Monday, September 18, 2006

the development train rumbles on

The Neighbors are getting smug in the wake of the primary election - note that a link to their anti-developer pamphlet Where Are The Brakes? has appeared on the left side of their homepage.

For the time being, though, the Development Train continues to roll through Montgomery County and other Washington, D.C. environs, leaving in their wake some very strange subdivision names. In Denver, the process of naming these new neighborhoods has gotten a little easier with one blogger's Guide to Suburban Denver Subdivision Names. I can just see "The Plantation at Horizon Valley Highlands" squeezed into a "NEW HOMES" sign by some highway forty miles into Loudoun County or wherever.

3 comments:

Anonymous said...

Thank you for standing up to Neighbors for a Whiter Montgomery.

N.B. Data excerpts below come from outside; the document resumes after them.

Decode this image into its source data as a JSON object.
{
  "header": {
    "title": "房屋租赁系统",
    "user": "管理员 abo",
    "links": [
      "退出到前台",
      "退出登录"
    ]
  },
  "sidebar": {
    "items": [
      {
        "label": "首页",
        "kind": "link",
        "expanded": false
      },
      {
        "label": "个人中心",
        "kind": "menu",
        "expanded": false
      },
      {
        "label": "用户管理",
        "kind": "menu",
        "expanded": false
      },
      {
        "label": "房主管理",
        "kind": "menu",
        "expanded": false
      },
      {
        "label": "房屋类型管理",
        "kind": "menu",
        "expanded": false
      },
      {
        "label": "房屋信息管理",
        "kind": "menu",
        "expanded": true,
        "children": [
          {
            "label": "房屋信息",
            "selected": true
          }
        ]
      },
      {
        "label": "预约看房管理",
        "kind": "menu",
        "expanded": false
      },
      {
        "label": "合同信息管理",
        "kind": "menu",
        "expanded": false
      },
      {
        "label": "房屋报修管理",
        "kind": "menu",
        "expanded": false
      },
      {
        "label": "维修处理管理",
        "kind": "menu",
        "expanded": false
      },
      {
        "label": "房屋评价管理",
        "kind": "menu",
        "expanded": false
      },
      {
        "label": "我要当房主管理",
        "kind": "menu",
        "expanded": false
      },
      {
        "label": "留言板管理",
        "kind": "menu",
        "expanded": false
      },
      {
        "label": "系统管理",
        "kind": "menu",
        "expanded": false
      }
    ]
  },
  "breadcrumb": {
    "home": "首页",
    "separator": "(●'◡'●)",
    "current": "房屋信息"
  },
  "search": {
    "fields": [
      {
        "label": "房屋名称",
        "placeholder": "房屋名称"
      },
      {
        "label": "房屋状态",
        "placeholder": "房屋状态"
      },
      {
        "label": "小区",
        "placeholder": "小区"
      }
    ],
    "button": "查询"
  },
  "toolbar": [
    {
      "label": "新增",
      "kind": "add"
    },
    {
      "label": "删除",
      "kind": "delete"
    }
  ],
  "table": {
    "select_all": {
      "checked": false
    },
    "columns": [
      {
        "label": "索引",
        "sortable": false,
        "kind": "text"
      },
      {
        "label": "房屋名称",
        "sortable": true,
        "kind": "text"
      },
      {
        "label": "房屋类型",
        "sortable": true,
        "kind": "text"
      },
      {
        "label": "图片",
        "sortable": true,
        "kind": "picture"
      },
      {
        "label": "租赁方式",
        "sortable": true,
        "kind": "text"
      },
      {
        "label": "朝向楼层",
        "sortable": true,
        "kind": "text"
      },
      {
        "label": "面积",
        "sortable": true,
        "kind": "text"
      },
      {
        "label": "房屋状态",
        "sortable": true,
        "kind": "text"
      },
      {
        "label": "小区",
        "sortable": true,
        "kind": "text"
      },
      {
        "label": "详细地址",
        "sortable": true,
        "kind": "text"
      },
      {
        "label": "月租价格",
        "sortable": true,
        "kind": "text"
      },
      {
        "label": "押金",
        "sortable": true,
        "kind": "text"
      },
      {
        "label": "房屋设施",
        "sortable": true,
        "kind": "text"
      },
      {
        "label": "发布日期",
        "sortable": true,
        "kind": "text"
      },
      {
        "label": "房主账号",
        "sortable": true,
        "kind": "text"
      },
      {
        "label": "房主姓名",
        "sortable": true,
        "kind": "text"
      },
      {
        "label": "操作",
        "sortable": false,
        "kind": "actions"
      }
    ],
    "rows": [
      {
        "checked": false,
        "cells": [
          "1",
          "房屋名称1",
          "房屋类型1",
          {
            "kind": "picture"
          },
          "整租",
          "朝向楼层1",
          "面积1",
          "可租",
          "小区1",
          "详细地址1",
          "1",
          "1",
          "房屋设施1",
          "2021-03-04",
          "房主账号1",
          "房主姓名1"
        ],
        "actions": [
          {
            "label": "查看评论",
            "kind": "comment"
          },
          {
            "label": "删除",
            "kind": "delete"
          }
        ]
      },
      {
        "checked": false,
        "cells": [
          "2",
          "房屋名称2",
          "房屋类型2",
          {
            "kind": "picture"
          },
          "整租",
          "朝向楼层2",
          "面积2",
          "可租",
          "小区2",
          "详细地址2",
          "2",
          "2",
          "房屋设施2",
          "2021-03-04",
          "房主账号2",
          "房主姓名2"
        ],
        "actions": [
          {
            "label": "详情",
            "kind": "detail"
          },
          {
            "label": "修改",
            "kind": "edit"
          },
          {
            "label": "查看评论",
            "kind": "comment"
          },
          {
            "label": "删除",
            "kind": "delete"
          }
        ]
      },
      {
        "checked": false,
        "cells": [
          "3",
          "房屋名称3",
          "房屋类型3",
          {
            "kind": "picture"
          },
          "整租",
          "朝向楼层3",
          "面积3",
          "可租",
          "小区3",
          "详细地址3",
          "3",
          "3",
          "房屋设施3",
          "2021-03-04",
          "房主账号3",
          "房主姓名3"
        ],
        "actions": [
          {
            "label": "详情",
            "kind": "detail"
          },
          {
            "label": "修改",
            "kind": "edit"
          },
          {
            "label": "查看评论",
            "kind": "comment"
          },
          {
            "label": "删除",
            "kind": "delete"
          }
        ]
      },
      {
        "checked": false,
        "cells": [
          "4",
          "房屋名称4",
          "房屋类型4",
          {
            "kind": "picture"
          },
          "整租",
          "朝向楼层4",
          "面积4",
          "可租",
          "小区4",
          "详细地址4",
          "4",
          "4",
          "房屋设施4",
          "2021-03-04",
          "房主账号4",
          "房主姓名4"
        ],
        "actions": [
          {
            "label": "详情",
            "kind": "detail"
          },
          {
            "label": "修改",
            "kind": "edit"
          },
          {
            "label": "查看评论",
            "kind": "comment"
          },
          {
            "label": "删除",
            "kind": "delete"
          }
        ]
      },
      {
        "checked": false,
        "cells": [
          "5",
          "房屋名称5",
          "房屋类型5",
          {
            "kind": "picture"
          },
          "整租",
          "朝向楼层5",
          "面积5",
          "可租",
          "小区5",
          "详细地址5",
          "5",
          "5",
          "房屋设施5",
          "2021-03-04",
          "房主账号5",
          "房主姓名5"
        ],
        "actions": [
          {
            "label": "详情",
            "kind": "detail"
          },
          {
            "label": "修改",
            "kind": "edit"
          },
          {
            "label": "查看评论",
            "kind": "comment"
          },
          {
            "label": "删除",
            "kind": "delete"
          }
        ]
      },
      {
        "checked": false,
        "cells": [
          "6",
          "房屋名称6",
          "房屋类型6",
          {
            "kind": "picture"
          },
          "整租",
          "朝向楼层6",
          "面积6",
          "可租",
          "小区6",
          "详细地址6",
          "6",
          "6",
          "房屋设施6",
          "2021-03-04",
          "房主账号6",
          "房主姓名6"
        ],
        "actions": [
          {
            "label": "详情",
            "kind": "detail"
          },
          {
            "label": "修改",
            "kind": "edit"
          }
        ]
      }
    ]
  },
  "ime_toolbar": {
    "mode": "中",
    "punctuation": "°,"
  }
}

If Ike Leggett misreads the will of the voters and follows their head-in-the-sand approach to dealing with the challenges of demographic change, he will betray his most loyal constituency base: immigrants and minorities. Neighbors for a Whiter Montgomery caters to wealthy white homeowners who fear demographic change. They are opposed to affordable housing although they are expert at doublespeak and claim to support it.

Anonymous said...

So Neighbors, a group that endorsed Leggett, Ervin, Hugh Bailey, Tom Perez, has an anti-minority agenda? You really can't handle the fact that Steve Silverman lost the race, can you?

Anonymous said...

I don't give a hoot about Steve Silverman. I didn't vote for him. Neighbors for a Whiter Montgomery did not endorse Tom Perez in 2002; they endorsed Cynthia Rubenstein. They claimed to endorse Valerie Ervin and Hugh Baily but then left them both off their communication with the voters.

Ike Leggett (whom I voted for) cynically adopted the anti-growth rhetoric of the civic extremists because he (correctly) diagnosed that it was the way to win the confidence of certain highly-motivated people who would work hard to achieve their desired outcome in this election. He doesn't believe in the Neighbors for a Whiter Montgomery platform but he accepted their endorsement because he thought it would help him put together a winning coalition.

Ike's real electoral base -- African Americans -- do not support the anti-growth platform because, by and large, they correctly see that it will lead to fewer job and housing opportunities for the African-American community. In speaking to African-American audiences, Ike never talked about slowing growth.